In the Garden – Allan Padgett

Dragonfly flew into view
hovering as if motorised, wings flexing
and bending, its views of water
ponded below compounded
through multiple lenses
the water soaked in fallen leaves
from ancient cork oak
stretching far above
stained a tannic uncertain brown
– its garden space a well defended territory
marked by who knows what chemical
and behavioural boundaries
and how they became etched in coded language.

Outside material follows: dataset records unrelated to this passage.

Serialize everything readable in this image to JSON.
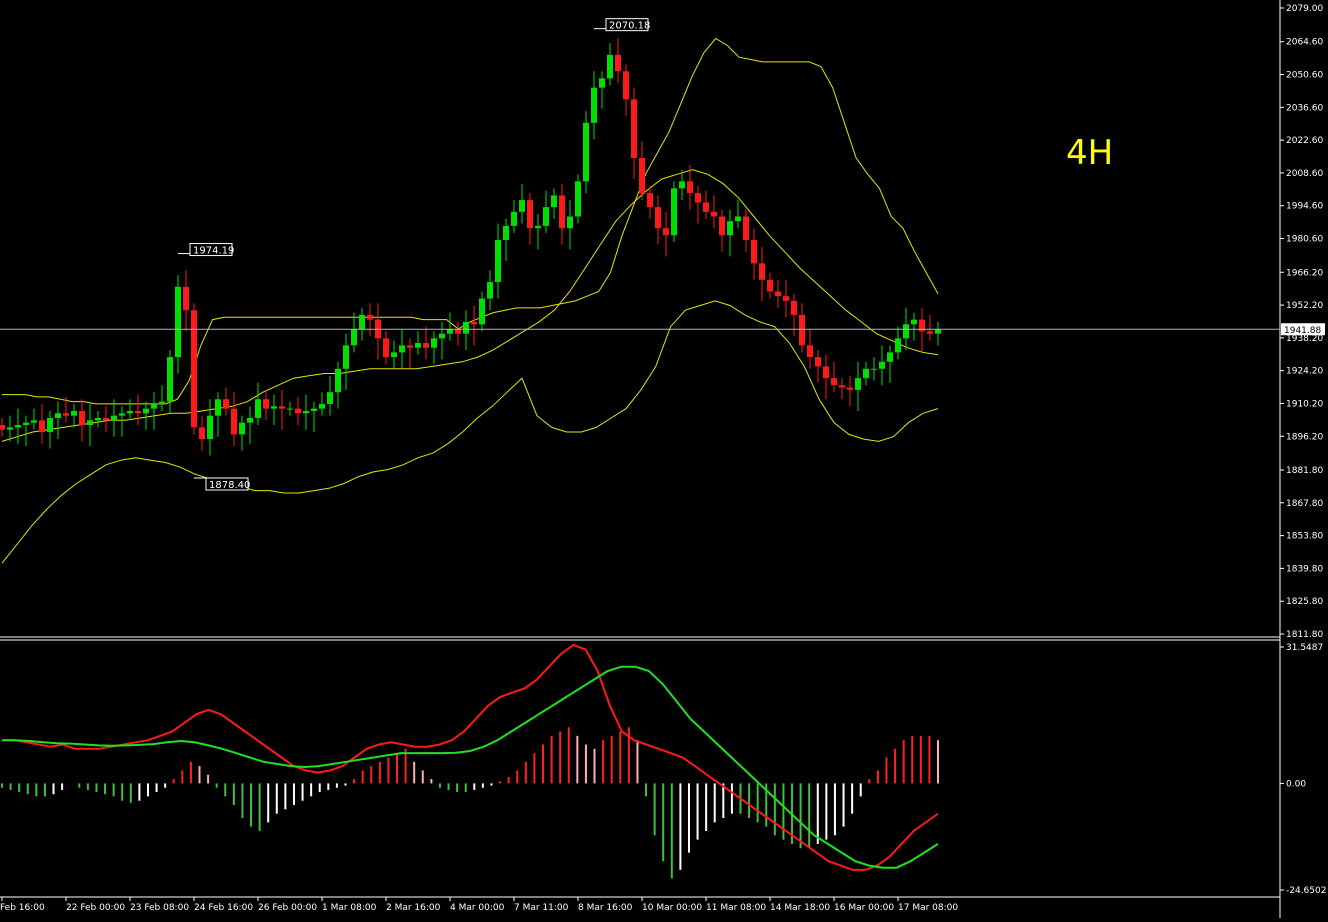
{
  "chart_data": [
    {
      "type": "candlestick",
      "panel": "price",
      "timeframe_label": "4H",
      "y_ticks": [
        "2079.00",
        "2064.60",
        "2050.60",
        "2036.60",
        "2022.60",
        "2008.60",
        "1994.60",
        "1980.60",
        "1966.20",
        "1952.20",
        "1938.20",
        "1924.20",
        "1910.20",
        "1896.20",
        "1881.80",
        "1867.80",
        "1853.80",
        "1839.80",
        "1825.80",
        "1811.80"
      ],
      "ylim": [
        1811.8,
        2079.0
      ],
      "current_price": "1941.88",
      "current_price_value": 1941.88,
      "annotations": [
        {
          "text": "2070.18",
          "bar": 74,
          "value": 2070.18
        },
        {
          "text": "1974.19",
          "bar": 22,
          "value": 1974.19
        },
        {
          "text": "1878.40",
          "bar": 24,
          "value": 1878.4
        }
      ],
      "x_labels": [
        {
          "text": "Feb 16:00",
          "bar": 1
        },
        {
          "text": "22 Feb 00:00",
          "bar": 9
        },
        {
          "text": "23 Feb 08:00",
          "bar": 17
        },
        {
          "text": "24 Feb 16:00",
          "bar": 25
        },
        {
          "text": "26 Feb 00:00",
          "bar": 33
        },
        {
          "text": "1 Mar 08:00",
          "bar": 41
        },
        {
          "text": "2 Mar 16:00",
          "bar": 49
        },
        {
          "text": "4 Mar 00:00",
          "bar": 57
        },
        {
          "text": "7 Mar 11:00",
          "bar": 65
        },
        {
          "text": "8 Mar 16:00",
          "bar": 73
        },
        {
          "text": "10 Mar 00:00",
          "bar": 81
        },
        {
          "text": "11 Mar 08:00",
          "bar": 89
        },
        {
          "text": "14 Mar 18:00",
          "bar": 97
        },
        {
          "text": "16 Mar 00:00",
          "bar": 105
        },
        {
          "text": "17 Mar 08:00",
          "bar": 113
        }
      ],
      "close_values": [
        1899,
        1900,
        1901,
        1902,
        1903,
        1898,
        1904,
        1906,
        1905,
        1907,
        1901,
        1903,
        1904,
        1903,
        1905,
        1906,
        1907,
        1906,
        1908,
        1910,
        1911,
        1930,
        1960,
        1950,
        1900,
        1895,
        1905,
        1912,
        1908,
        1897,
        1902,
        1904,
        1912,
        1908,
        1909,
        1908,
        1908,
        1906,
        1907,
        1908,
        1910,
        1915,
        1925,
        1935,
        1942,
        1948,
        1946,
        1938,
        1930,
        1932,
        1935,
        1934,
        1936,
        1934,
        1938,
        1940,
        1942,
        1940,
        1945,
        1944,
        1955,
        1962,
        1980,
        1986,
        1992,
        1997,
        1985,
        1986,
        1994,
        1999,
        1985,
        1990,
        2005,
        2030,
        2045,
        2049,
        2059,
        2052,
        2040,
        2015,
        2000,
        1994,
        1985,
        1982,
        2002,
        2005,
        2000,
        1996,
        1992,
        1990,
        1982,
        1988,
        1990,
        1980,
        1970,
        1963,
        1958,
        1956,
        1954,
        1948,
        1935,
        1930,
        1926,
        1921,
        1918,
        1917,
        1916,
        1921,
        1925,
        1925,
        1928,
        1932,
        1938,
        1944,
        1946,
        1941,
        1940,
        1942
      ],
      "bollinger": {
        "upper": [
          1914,
          1914,
          1914,
          1913,
          1913,
          1912,
          1911,
          1911,
          1910,
          1910,
          1910,
          1910,
          1910,
          1910,
          1910,
          1912,
          1920,
          1935,
          1946,
          1947,
          1947,
          1947,
          1947,
          1947,
          1947,
          1947,
          1947,
          1947,
          1947,
          1947,
          1947,
          1947,
          1947,
          1947,
          1947,
          1947,
          1946,
          1946,
          1946,
          1942,
          1945,
          1947,
          1949,
          1950,
          1951,
          1951,
          1951,
          1952,
          1953,
          1954,
          1956,
          1958,
          1966,
          1982,
          1995,
          2008,
          2017,
          2026,
          2038,
          2050,
          2060,
          2066,
          2063,
          2058,
          2057,
          2056,
          2056,
          2056,
          2056,
          2056,
          2054,
          2045,
          2030,
          2015,
          2008,
          2002,
          1990,
          1985,
          1975,
          1966,
          1957
        ],
        "middle": [
          1894,
          1896,
          1898,
          1899,
          1900,
          1901,
          1902,
          1903,
          1903,
          1904,
          1905,
          1906,
          1906,
          1907,
          1908,
          1909,
          1911,
          1915,
          1918,
          1921,
          1922,
          1923,
          1923,
          1924,
          1925,
          1925,
          1925,
          1925,
          1926,
          1927,
          1928,
          1930,
          1933,
          1937,
          1941,
          1945,
          1950,
          1958,
          1968,
          1978,
          1988,
          1995,
          2001,
          2006,
          2008,
          2010,
          2008,
          2004,
          1998,
          1990,
          1982,
          1975,
          1968,
          1962,
          1956,
          1950,
          1945,
          1940,
          1937,
          1934,
          1932,
          1931
        ],
        "lower": [
          1842,
          1850,
          1858,
          1865,
          1871,
          1876,
          1880,
          1884,
          1886,
          1887,
          1886,
          1885,
          1883,
          1880,
          1878,
          1876,
          1875,
          1873,
          1873,
          1872,
          1872,
          1873,
          1874,
          1876,
          1879,
          1881,
          1882,
          1884,
          1887,
          1889,
          1893,
          1898,
          1904,
          1909,
          1915,
          1921,
          1905,
          1900,
          1898,
          1898,
          1900,
          1904,
          1908,
          1916,
          1926,
          1943,
          1950,
          1952,
          1954,
          1952,
          1948,
          1945,
          1943,
          1936,
          1926,
          1912,
          1902,
          1897,
          1895,
          1894,
          1896,
          1902,
          1906,
          1908
        ]
      }
    },
    {
      "type": "macd",
      "panel": "indicator",
      "y_ticks": [
        "31.5487",
        "0.00",
        "-24.6502"
      ],
      "ylim": [
        -24.6502,
        31.5487
      ],
      "histogram": [
        -1,
        -1.5,
        -2,
        -2.5,
        -3,
        -3,
        -2.5,
        -1.5,
        0,
        -1,
        -1.5,
        -2,
        -2.5,
        -3,
        -4,
        -4.5,
        -4,
        -3,
        -2,
        -1,
        1,
        3,
        5,
        4,
        2,
        -1,
        -3,
        -5,
        -8,
        -10,
        -11,
        -9,
        -7,
        -6,
        -5,
        -4,
        -3,
        -2,
        -1.5,
        -1,
        -0.5,
        1,
        3,
        4,
        5,
        6,
        7,
        8,
        5,
        3,
        1,
        -1,
        -1.5,
        -2,
        -2,
        -1.5,
        -1,
        -0.5,
        0.5,
        1.5,
        3,
        5,
        7,
        9,
        11,
        12,
        13,
        11,
        9,
        8,
        10,
        11,
        12,
        13,
        10,
        -3,
        -12,
        -18,
        -22,
        -20,
        -16,
        -13,
        -11,
        -9,
        -8,
        -7,
        -7,
        -8,
        -9,
        -10,
        -12,
        -13,
        -14,
        -15,
        -15,
        -14,
        -13,
        -12,
        -10,
        -7,
        -3,
        1,
        3,
        6,
        8,
        10,
        11,
        11,
        11,
        10
      ],
      "macd_line": [
        10,
        10,
        9.5,
        9,
        8.5,
        9,
        8,
        8,
        8,
        8.5,
        9,
        9.5,
        10,
        11,
        12,
        14,
        16,
        17,
        16,
        14,
        12,
        10,
        8,
        6,
        4,
        3,
        2.5,
        3,
        4,
        6,
        8,
        9,
        9.5,
        9,
        8.5,
        8.5,
        9,
        10,
        12,
        15,
        18,
        20,
        21,
        22,
        24,
        27,
        30,
        32,
        31,
        26,
        18,
        12,
        10,
        9,
        8,
        7,
        6,
        4,
        2,
        0,
        -2,
        -4,
        -6,
        -8,
        -10,
        -12,
        -14,
        -16,
        -18,
        -19,
        -20,
        -20,
        -19,
        -17,
        -14,
        -11,
        -9,
        -7
      ],
      "signal_line": [
        10,
        10,
        9.8,
        9.5,
        9.3,
        9.2,
        9,
        8.8,
        8.7,
        8.8,
        8.9,
        9.1,
        9.5,
        9.8,
        9.5,
        8.8,
        8,
        7,
        6,
        5,
        4.5,
        4,
        3.8,
        4,
        4.5,
        5,
        5.5,
        6,
        6.5,
        7,
        7,
        7,
        7,
        7.1,
        7.5,
        8.5,
        10,
        12,
        14,
        16,
        18,
        20,
        22,
        24,
        26,
        27,
        27,
        26,
        23,
        19,
        15,
        12,
        9,
        6,
        3,
        0,
        -3,
        -6,
        -9,
        -12,
        -14,
        -16,
        -18,
        -19,
        -19.5,
        -19.5,
        -18,
        -16,
        -14
      ]
    }
  ]
}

Synapses firing to define a turf.

Green tree frog pressed low
to illyarrie trunk nearby –
it too focused from time to time
on that tannic inviting water
in a bowl so blue it might
have fallen as a piece
from the sky above, shining cerulean and warm
as potential prey does its tiny best
to escape the notice of both predators
who, in the simplest terms,
simply need to eat them.

A hoverfly darts into view,

hovers briefly, scanning who knows what,
bands of black and gold mimicking
bees and wasps, but with a pretended sting.
Lunch is a small serve of pollen
washed down with a trickle of sticky, succulent nectar.
Bliss and fulfilment on the wing.
It then darts swiftly out of view.

I stare and wonder about
the hows and whys of tiny life
living with ecstatic activity
in a lush suburban backyard –
wild in nature, covered with dusted pollen,
ravenous genes in search of sticky stigmas.

Survivors in a green-layered space,
living with the inevitability of violation.